III.1.2. Sarraute selon Sartre et la requalification générique

Comme pour Ponge, les pages que Sartre consacre à Sarraute jouent un rôle à la fois inaugural et structurant, dans la mesure où elles constituent également un premier discours critique substantiel, et qu’elles polariseront, quoique dans une moindre mesure, les premiers discours critiques sur l’œuvre. Le statut de l’intervention de Sartre n’est pourtant pas le même : alors que Ponge apprend par Camus que l’auteur de L’Etre et le néant prépare une étude sur son œuvre, et accueille cette nouvelle avec méfiance, c’est Sarraute elle-même qui sollicite un article.

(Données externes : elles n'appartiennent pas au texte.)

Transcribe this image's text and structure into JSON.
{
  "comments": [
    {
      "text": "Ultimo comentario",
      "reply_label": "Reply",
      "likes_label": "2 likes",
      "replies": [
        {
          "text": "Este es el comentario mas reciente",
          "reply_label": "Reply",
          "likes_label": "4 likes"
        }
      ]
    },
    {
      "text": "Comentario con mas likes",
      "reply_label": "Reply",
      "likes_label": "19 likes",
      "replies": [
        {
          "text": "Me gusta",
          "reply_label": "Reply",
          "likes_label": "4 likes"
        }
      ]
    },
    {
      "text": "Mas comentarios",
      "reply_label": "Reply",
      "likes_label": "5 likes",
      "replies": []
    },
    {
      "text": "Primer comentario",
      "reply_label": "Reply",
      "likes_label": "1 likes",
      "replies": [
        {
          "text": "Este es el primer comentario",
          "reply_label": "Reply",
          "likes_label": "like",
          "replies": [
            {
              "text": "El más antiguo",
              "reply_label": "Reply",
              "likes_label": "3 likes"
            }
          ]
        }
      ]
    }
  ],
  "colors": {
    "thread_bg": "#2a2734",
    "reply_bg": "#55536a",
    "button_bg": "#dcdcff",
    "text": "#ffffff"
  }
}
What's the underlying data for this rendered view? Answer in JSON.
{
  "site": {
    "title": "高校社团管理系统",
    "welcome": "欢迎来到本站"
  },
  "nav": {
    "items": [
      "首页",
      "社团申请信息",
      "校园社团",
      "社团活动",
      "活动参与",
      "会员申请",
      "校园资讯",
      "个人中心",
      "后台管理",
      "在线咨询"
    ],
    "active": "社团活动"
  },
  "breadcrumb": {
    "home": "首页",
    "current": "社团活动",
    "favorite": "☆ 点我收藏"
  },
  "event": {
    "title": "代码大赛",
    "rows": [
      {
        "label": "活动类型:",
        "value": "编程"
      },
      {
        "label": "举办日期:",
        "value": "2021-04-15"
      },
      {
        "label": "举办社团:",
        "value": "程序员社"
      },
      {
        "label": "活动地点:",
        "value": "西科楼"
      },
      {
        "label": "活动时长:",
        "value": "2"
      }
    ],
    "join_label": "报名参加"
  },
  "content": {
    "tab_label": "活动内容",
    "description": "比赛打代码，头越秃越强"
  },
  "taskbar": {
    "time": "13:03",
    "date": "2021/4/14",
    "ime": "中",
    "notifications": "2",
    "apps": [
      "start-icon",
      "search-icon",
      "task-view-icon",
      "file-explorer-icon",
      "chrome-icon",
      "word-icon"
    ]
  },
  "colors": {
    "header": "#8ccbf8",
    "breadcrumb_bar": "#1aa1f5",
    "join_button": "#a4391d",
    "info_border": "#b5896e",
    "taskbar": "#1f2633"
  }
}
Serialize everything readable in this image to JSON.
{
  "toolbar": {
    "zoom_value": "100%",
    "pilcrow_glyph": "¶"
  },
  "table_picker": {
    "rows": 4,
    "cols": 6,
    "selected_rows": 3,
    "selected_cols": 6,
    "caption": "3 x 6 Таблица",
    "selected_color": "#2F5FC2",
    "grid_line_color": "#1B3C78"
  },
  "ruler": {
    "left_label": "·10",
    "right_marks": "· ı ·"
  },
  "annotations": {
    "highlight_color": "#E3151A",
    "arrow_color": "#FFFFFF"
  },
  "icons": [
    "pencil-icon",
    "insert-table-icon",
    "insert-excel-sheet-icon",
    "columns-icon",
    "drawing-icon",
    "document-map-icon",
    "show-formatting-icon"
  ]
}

La parole de Sartre, dans son cas, ne revêt donc pas le même caractère d’extériorité que pour Ponge : Sarraute en est à l’origine, et durant les années de guerre elle fréquente régulièrement Sartre et son entourage. Il avait du reste manifesté son intérêt pour son travail dès la parution de Tropismes, lui envoyant à cette occasion une lettre louangeuse et encourageante. Ce premier livre, on l’a souvent dit, n’a pour ainsi dire pas connu de réception publique ; un détour par les quelques mots suscités par l’œuvre permettra cependant de mieux situer les enjeux de la préface de Sartre.